La condamnation pour diffamation envers le prince saoudien Turki Al Faysal du directeur de France Télévisions, de la réalisatrice et de la société France 3 en raison d’un reportage consacré aux plaintes déposées par les familles des victimes des attentats du 11 septembre 2001 a enfreint l’article 10 de la Convention européenne.

par Sabrina Lavricle 5 février 2016

Le 8 septembre 2006, France 3 diffusa un reportage intitulé « 11 septembre 2001 : le dossier d’accusation » qui s’interrogeait notamment sur l’absence de procès cinq ans après les faits et le financement des activités terroristes d’Al-Qaïda. Le 7 décembre, le prince Turki Al Faysal d’Arabie saoudite, mis en cause par les familles des victimes et interviewé dans le cadre du reportage, fit citer devant le tribunal correctionnel pour diffamation le président de France Télévisions en sa qualité de directeur de la chaîne France 3, la journaliste auteure du reportage et la société France 3 en sa qualité de civilement responsable.

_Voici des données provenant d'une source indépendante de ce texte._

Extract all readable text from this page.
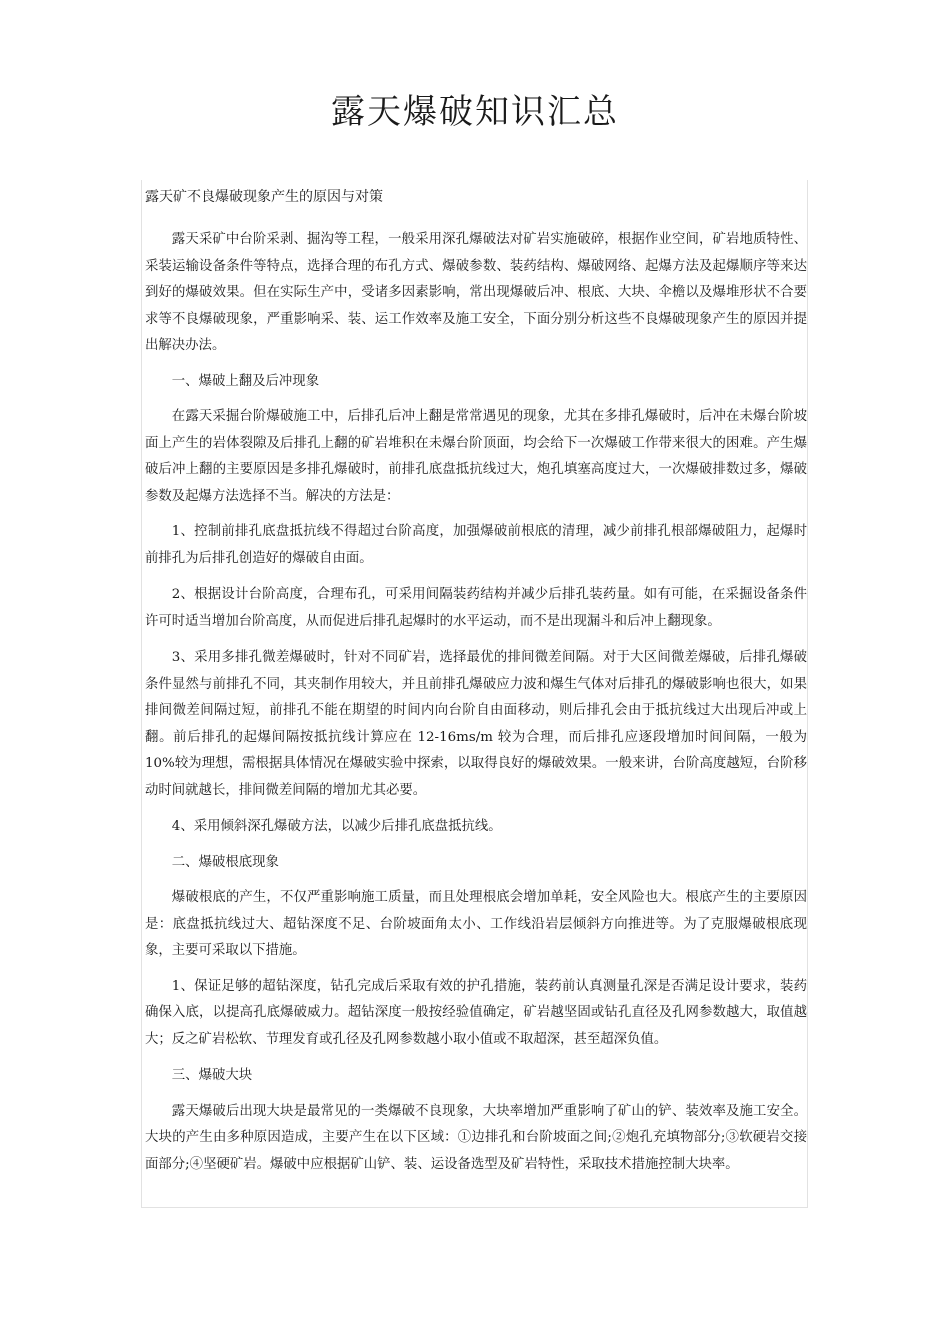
露天爆破知识汇总
露天矿不良爆破现象产生的原因与对策

露天采矿中台阶采剥、掘沟等工程，一般采用深孔爆破法对矿岩实施破碎，根据作业空间，矿岩地质特性、采装运输设备条件等特点，选择合理的布孔方式、爆破参数、装药结构、爆破网络、起爆方法及起爆顺序等来达到好的爆破效果。但在实际生产中，受诸多因素影响，常出现爆破后冲、根底、大块、伞檐以及爆堆形状不合要求等不良爆破现象，严重影响采、装、运工作效率及施工安全，下面分别分析这些不良爆破现象产生的原因并提出解决办法。

一、爆破上翻及后冲现象

在露天采掘台阶爆破施工中，后排孔后冲上翻是常常遇见的现象，尤其在多排孔爆破时，后冲在未爆台阶坡面上产生的岩体裂隙及后排孔上翻的矿岩堆积在未爆台阶顶面，均会给下一次爆破工作带来很大的困难。产生爆破后冲上翻的主要原因是多排孔爆破时，前排孔底盘抵抗线过大，炮孔填塞高度过大，一次爆破排数过多，爆破参数及起爆方法选择不当。解决的方法是：

1、控制前排孔底盘抵抗线不得超过台阶高度，加强爆破前根底的清理，减少前排孔根部爆破阻力，起爆时前排孔为后排孔创造好的爆破自由面。

2、根据设计台阶高度，合理布孔，可采用间隔装药结构并减少后排孔装药量。如有可能，在采掘设备条件许可时适当增加台阶高度，从而促进后排孔起爆时的水平运动，而不是出现漏斗和后冲上翻现象。

3、采用多排孔微差爆破时，针对不同矿岩，选择最优的排间微差间隔。对于大区间微差爆破，后排孔爆破条件显然与前排孔不同，其夹制作用较大，并且前排孔爆破应力波和爆生气体对后排孔的爆破影响也很大，如果排间微差间隔过短，前排孔不能在期望的时间内向台阶自由面移动，则后排孔会由于抵抗线过大出现后冲或上翻。前后排孔的起爆间隔按抵抗线计算应在 12-16ms/m 较为合理，而后排孔应逐段增加时间间隔，一般为 10%较为理想，需根据具体情况在爆破实验中探索，以取得良好的爆破效果。一般来讲，台阶高度越短，台阶移动时间就越长，排间微差间隔的增加尤其必要。

4、采用倾斜深孔爆破方法，以减少后排孔底盘抵抗线。

二、爆破根底现象

爆破根底的产生，不仅严重影响施工质量，而且处理根底会增加单耗，安全风险也大。根底产生的主要原因是：底盘抵抗线过大、超钻深度不足、台阶坡面角太小、工作线沿岩层倾斜方向推进等。为了克服爆破根底现象，主要可采取以下措施。

1、保证足够的超钻深度，钻孔完成后采取有效的护孔措施，装药前认真测量孔深是否满足设计要求，装药确保入底，以提高孔底爆破威力。超钻深度一般按经验值确定，矿岩越坚固或钻孔直径及孔网参数越大，取值越大；反之矿岩松软、节理发育或孔径及孔网参数越小取小值或不取超深，甚至超深负值。

三、爆破大块

露天爆破后出现大块是最常见的一类爆破不良现象，大块率增加严重影响了矿山的铲、装效率及施工安全。大块的产生由多种原因造成，主要产生在以下区域：①边排孔和台阶坡面之间;②炮孔充填物部分;③软硬岩交接面部分;④坚硬矿岩。爆破中应根据矿山铲、装、运设备选型及矿岩特性，采取技术措施控制大块率。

Par jugement du 2 novembre 2007, le tribunal correctionnel de Paris déclara le premier requérant et la journaliste coupable de diffamation publique envers un particulier et la société France 3 civilement responsable. Il estima ainsi que le prince, constitué partie civile, ne pouvait reprocher au reportage d’évoquer ses responsabilités comme directeur du renseignement en Arabie saoudite ou l’aide qu’il avait pu apporter à Oussama Ben Laden lors de l’invasion soviétique de l’Afghanistan et considéra également que les passages relatifs aux réseaux de financement du terrorisme ne le mettaient pas en cause directement et personnellement. En revanche, il jugea que certains passages, qui lui imputaient d’avoir soutenu matériellement et financièrement Al-Qaïda à une époque où les intentions terroristes de cette organisation n’étaient plus douteuses, engageaient sa responsabilité dans les attentats du World Trade Center et laissaient donc entendre que seules des considérations diplomatiques expliquaient son impunité. Il retint, en substance, un manquement de la journaliste à son devoir d’objectivité et de prudence, s’agissant d’accusations qui n’avaient pas encore été examinées par un tribunal. La cour d’appel de Paris confirma ce jugement puis la Cour de cassation rejeta le pourvoi formé par la défense. C’est dans ces conditions que les requérants saisirent la Cour européenne des droits de l’homme (CEDH) d’une violation de l’article 10 de la Convention qui garantit le droit à la liberté...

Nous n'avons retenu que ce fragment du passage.